Comparing minerals per 100 grams for Oil Roasted Almonds vs Yellow Beans:
- 100 grams of Oil Roasted Almonds have 1.8 times more Calcium, 1.5 times more Copper, 1.2 times more Magnesium and 1.9 times more Manganese than Yellow Beans.
- While 100 g of Raw Yellow Beans contain 1.9 times more Iron, 1.5 times more Potassium and 3.1 times more Selenium than Oil Roasted Almonds.
- Both Oil Roasted Almonds and Yellow Beans contain similar levels of Phosphorus and Zinc per 100 grams.
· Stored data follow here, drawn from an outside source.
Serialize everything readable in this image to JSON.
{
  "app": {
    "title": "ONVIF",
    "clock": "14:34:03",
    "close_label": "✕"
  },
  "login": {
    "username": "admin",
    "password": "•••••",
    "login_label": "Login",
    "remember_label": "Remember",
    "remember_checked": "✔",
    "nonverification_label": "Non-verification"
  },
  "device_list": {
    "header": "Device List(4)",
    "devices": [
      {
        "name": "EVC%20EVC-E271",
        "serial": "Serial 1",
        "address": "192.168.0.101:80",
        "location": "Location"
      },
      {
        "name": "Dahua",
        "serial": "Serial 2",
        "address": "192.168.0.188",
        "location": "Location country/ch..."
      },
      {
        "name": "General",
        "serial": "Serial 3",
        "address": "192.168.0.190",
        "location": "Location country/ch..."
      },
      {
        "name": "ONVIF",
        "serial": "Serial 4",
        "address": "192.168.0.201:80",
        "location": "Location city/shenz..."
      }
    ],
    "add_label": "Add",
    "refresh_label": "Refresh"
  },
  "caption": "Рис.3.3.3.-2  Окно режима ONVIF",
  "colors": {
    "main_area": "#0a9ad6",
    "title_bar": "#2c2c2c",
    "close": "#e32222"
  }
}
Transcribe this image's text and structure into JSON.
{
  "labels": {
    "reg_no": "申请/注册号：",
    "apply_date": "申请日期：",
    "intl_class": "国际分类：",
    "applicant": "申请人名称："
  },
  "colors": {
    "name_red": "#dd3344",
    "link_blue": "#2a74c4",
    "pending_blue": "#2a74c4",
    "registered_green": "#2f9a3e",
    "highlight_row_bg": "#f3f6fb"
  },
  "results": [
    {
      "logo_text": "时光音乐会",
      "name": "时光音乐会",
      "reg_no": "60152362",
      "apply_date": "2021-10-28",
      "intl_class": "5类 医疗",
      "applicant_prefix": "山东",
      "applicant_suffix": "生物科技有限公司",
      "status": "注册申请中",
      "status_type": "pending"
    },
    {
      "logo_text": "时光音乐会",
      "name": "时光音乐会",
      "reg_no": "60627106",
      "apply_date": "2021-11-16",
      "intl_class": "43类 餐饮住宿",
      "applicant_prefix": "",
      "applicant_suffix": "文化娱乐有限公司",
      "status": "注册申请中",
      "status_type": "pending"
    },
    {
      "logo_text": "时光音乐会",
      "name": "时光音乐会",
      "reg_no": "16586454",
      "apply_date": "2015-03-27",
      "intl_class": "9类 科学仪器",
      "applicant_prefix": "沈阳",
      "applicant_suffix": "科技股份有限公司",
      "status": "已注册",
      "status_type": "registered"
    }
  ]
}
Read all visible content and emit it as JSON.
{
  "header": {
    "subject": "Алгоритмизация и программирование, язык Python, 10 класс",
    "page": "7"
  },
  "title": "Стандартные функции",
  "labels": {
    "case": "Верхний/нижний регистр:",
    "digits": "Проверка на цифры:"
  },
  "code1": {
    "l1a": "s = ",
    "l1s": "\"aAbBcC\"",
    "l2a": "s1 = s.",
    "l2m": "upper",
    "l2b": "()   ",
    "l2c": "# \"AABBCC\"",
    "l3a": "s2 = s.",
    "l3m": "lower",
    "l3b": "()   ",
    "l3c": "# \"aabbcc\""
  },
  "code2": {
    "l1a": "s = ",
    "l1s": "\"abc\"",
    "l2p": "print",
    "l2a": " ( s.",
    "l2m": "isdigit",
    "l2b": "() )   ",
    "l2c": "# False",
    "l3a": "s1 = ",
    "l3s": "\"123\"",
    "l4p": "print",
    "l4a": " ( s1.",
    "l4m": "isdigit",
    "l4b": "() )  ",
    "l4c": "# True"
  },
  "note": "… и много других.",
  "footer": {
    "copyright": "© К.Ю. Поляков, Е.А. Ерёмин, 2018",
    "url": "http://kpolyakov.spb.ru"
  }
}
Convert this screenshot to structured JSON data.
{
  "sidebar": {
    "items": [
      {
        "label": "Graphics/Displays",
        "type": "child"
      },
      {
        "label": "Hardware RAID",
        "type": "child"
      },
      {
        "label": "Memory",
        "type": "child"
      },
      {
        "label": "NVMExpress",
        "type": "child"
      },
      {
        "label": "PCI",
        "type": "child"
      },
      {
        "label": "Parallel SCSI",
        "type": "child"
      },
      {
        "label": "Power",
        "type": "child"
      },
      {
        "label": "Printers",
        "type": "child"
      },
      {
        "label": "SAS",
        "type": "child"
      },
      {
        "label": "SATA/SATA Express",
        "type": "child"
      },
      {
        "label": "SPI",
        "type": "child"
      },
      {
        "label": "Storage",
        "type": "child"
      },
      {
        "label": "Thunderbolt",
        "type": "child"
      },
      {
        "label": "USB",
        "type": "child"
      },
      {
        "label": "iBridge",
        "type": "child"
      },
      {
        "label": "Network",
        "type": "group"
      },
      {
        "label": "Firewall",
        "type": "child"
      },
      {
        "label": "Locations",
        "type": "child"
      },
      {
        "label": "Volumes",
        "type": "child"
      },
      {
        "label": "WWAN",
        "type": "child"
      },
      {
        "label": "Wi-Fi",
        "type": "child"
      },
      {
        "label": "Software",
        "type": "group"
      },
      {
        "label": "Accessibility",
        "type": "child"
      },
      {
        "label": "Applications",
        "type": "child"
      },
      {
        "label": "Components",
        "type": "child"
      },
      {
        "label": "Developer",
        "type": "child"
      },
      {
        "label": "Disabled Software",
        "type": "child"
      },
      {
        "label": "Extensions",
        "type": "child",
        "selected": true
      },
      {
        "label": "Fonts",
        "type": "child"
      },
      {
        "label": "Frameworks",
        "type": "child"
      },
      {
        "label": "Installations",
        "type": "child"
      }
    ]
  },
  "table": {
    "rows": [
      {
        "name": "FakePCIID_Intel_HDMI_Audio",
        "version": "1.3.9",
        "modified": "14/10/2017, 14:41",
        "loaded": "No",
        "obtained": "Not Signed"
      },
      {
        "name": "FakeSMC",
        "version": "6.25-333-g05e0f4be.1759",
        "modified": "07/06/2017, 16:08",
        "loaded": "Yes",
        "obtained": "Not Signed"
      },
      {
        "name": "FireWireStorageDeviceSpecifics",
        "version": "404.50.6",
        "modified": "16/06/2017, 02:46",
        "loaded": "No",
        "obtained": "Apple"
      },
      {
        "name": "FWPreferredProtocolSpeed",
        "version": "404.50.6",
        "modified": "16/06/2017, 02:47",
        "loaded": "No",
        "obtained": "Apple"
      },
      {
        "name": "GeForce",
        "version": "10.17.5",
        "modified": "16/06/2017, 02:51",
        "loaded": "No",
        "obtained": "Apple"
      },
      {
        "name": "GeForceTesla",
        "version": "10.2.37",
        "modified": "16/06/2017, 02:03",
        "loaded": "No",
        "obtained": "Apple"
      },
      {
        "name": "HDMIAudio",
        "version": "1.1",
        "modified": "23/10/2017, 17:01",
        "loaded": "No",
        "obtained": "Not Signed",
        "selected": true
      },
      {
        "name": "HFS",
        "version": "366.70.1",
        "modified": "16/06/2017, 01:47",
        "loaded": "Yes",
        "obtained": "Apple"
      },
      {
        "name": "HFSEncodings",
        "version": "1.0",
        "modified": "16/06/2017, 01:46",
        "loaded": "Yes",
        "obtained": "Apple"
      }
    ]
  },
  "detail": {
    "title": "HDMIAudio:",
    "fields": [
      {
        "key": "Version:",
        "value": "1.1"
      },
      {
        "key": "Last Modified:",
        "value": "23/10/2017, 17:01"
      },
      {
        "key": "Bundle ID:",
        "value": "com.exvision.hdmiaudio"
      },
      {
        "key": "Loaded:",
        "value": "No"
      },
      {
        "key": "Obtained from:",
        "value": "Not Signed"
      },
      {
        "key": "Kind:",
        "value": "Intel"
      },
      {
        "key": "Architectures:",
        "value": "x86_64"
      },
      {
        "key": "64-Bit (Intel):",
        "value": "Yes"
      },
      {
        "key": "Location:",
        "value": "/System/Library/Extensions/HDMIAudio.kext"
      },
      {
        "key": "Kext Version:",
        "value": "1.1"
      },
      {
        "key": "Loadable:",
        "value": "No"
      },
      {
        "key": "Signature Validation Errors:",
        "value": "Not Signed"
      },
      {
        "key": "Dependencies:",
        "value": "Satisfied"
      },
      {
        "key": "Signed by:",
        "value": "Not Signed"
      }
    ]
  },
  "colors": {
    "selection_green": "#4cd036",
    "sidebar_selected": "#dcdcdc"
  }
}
Comparison of macro-nutrients per 100 grams:
- 100 grams of Oil Roasted Almonds have 1.8 times more Energy, 21.2 times more Fat, 6.3 times more Saturated Fat and 22.2 times more Omega 6 than Yellow Beans.
- While 100 g of Raw Yellow Beans contain more Omega 3, 3.4 times more Carbohydrate and 2.4 times more Fiber than Oil Roasted Almonds.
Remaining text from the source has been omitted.